Sprint officials did not reveal the vote totals but said the merger received a substantial margin of the votes cast. They said about 70 percent of the 156 million shares were voted.

″We’re obviously very pleased and gratified with the approval of our stockholders,″ said William T. Esrey, president and chief executive officer.

At the Centel meeting, dissenting shareholders argued that the Chicago- based company is worth more than Sprint offered. Under the plan, they would receive 1.37 Sprint shares for each Centel share. At the time the plan was announced in May, that valued Centel at $2.85 billion.

The plan was controversial because it valued Centel shares at much less than they were trading at the time the deal was announced.

Centel’s stock traded as high as $47.75 a share after executives of the company announced in January they wanted to sell the company, which offers local and cellular phone service in many states. But the terms of the Sprint deal sent prices plunging to below $30.

The actual value of the deal will be based on Sprint’s stock price when the deal is closed, which won’t occur until the deal receives approval from shareholders and regulators.

Robert Enslein, an associate at Moran Asset Management in Greenwich, Conn., said Centel is worth at least $50 a share, compared with the estimated $29 that shareholders would receive in the stock swap.
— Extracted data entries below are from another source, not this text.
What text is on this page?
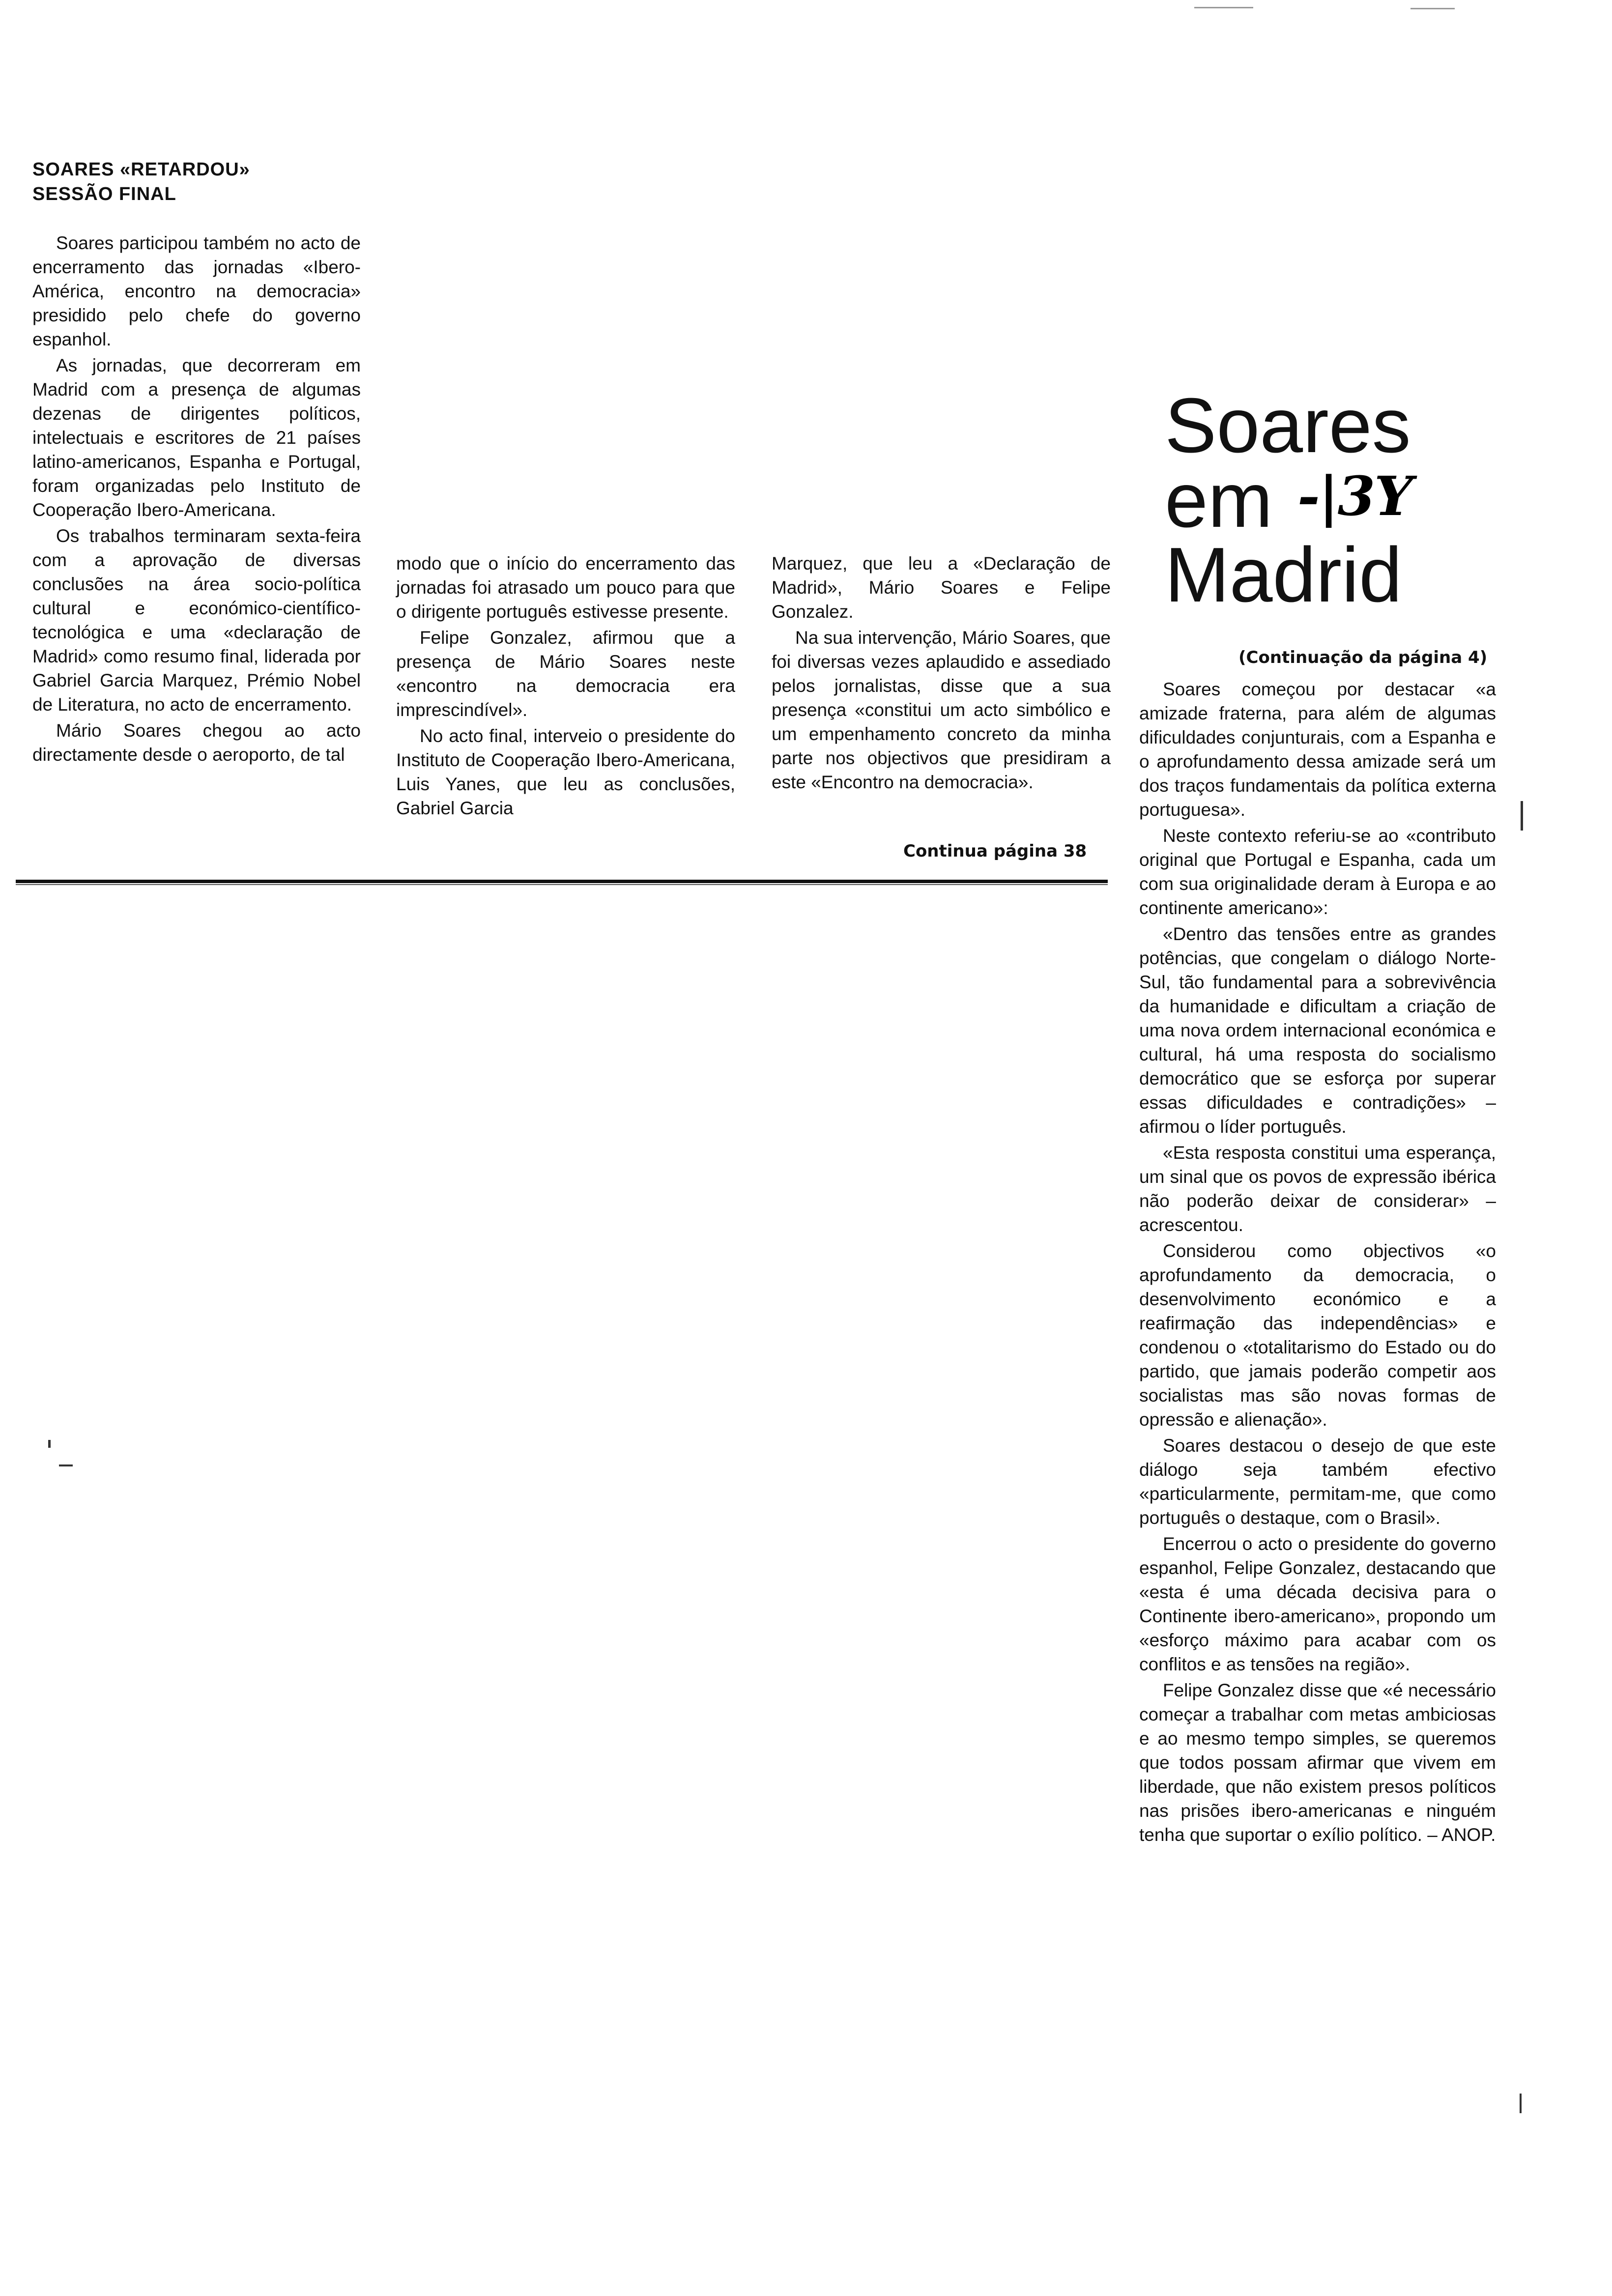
SOARES «RETARDOU»
SESSÃO FINAL

Soares participou também no acto de encerramento das jornadas «Ibero-América, encontro na democracia» presidido pelo chefe do governo espanhol.

As jornadas, que decorreram em Madrid com a presença de algumas dezenas de dirigentes políticos, intelectuais e escritores de 21 países latino-americanos, Espanha e Portugal, foram organizadas pelo Instituto de Cooperação Ibero-Americana.

Os trabalhos terminaram sexta-feira com a aprovação de diversas conclusões na área socio-política cultural e económico-científico-tecnológica e uma «declaração de Madrid» como resumo final, liderada por Gabriel Garcia Marquez, Prémio Nobel de Literatura, no acto de encerramento.

Mário Soares chegou ao acto directamente desde o aeroporto, de tal

modo que o início do encerramento das jornadas foi atrasado um pouco para que o dirigente português estivesse presente.

Felipe Gonzalez, afirmou que a presença de Mário Soares neste «encontro na democracia era imprescindível».

No acto final, interveio o presidente do Instituto de Cooperação Ibero-Americana, Luis Yanes, que leu as conclusões, Gabriel Garcia

Marquez, que leu a «Declaração de Madrid», Mário Soares e Felipe Gonzalez.

Na sua intervenção, Mário Soares, que foi diversas vezes aplaudido e assediado pelos jornalistas, disse que a sua presença «constitui um acto simbólico e um empenhamento concreto da minha parte nos objectivos que presidiram a este «Encontro na democracia».

Continua página 38
Soares
em
Madrid
-|3Y
(Continuação da página 4)

Soares começou por destacar «a amizade fraterna, para além de algumas dificuldades conjunturais, com a Espanha e o aprofundamento dessa amizade será um dos traços fundamentais da política externa portuguesa».

Neste contexto referiu-se ao «contributo original que Portugal e Espanha, cada um com sua originalidade deram à Europa e ao continente americano»:

«Dentro das tensões entre as grandes potências, que congelam o diálogo Norte-Sul, tão fundamental para a sobrevivência da humanidade e dificultam a criação de uma nova ordem internacional económica e cultural, há uma resposta do socialismo democrático que se esforça por superar essas dificuldades e contradições» – afirmou o líder português.

«Esta resposta constitui uma esperança, um sinal que os povos de expressão ibérica não poderão deixar de considerar» – acrescentou.

Considerou como objectivos «o aprofundamento da democracia, o desenvolvimento económico e a reafirmação das independências» e condenou o «totalitarismo do Estado ou do partido, que jamais poderão competir aos socialistas mas são novas formas de opressão e alienação».

Soares destacou o desejo de que este diálogo seja também efectivo «particularmente, permitam-me, que como português o destaque, com o Brasil».

Encerrou o acto o presidente do governo espanhol, Felipe Gonzalez, destacando que «esta é uma década decisiva para o Continente ibero-americano», propondo um «esforço máximo para acabar com os conflitos e as tensões na região».

Felipe Gonzalez disse que «é necessário começar a trabalhar com metas ambiciosas e ao mesmo tempo simples, se queremos que todos possam afirmar que vivem em liberdade, que não existem presos políticos nas prisões ibero-americanas e ninguém tenha que suportar o exílio político. – ANOP.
Moran’s clients hold 400,000 of the 85 million outstanding Centel shares.

″This is not a good deal for Centel shareholders,″ Enslein said.

By the 4 p.m. close of trading Wednesday, Centel was selling for $34 a share on the New York Stock Exchange, up 12 1/2 cents. Sprint was trading at $25.87 1/2 , down 12 1/2 cents.

David Shell, a vice president with Eagle Asset Management Inc. in St. Petersburg, Fla., said Sprint’s limited position of the long-distance market worries him. Sprint is the third-largest long-distance company after AT&T and MCI Communications Corp.

″Sprint’s market share has bounced up against this 10 percent glass ceiling for several years, and we don’t see that changing,″ he said. ″Management, both Centel and Sprint, are asking us to take on added risk.″

Eagle’s clients hold 4.6 million Centel shares, or 5.3 percent of the total.

But Frazee, who said he would serve as president and chief operating officer of the merged company, said the offer is the best deal available.

″I think the biggest shock to everybody was the price. But we believe the market spoke,″ Frazee said.

And he said Sprint has done ″an extraordinary job of competing against AT& T and MCI, who have been around a heck of a lot longer than Sprint.″

Centel revealed in a proxy statement in October that the Sprint bid was the only offer it received to buy the entire company. Other bidders only were interested in pieces of it.

Moran vice president Joseph Furfaro says Centel’s refusal to disclose preliminary vote tabulations made him question Frazee’s early prediction of victory.

Centel had 1991 revenue of $1.9 billion. It offers local phone service in six states, and controls cellular phone franchises in 42 metropolitan markets and 50 rural areas.

Esrey has argued that the merger makes sense because it would make Sprint the only U.S. company offering local, long-distance and cellular phone service. That could allow the company to market these services jointly.

Currently, Sprint offers local service as well as long distance.

Esrey also said the merger could save the combined company about $145 million in operating costs in the first few years through consolidations, including the expected elimination of about 1,000 jobs.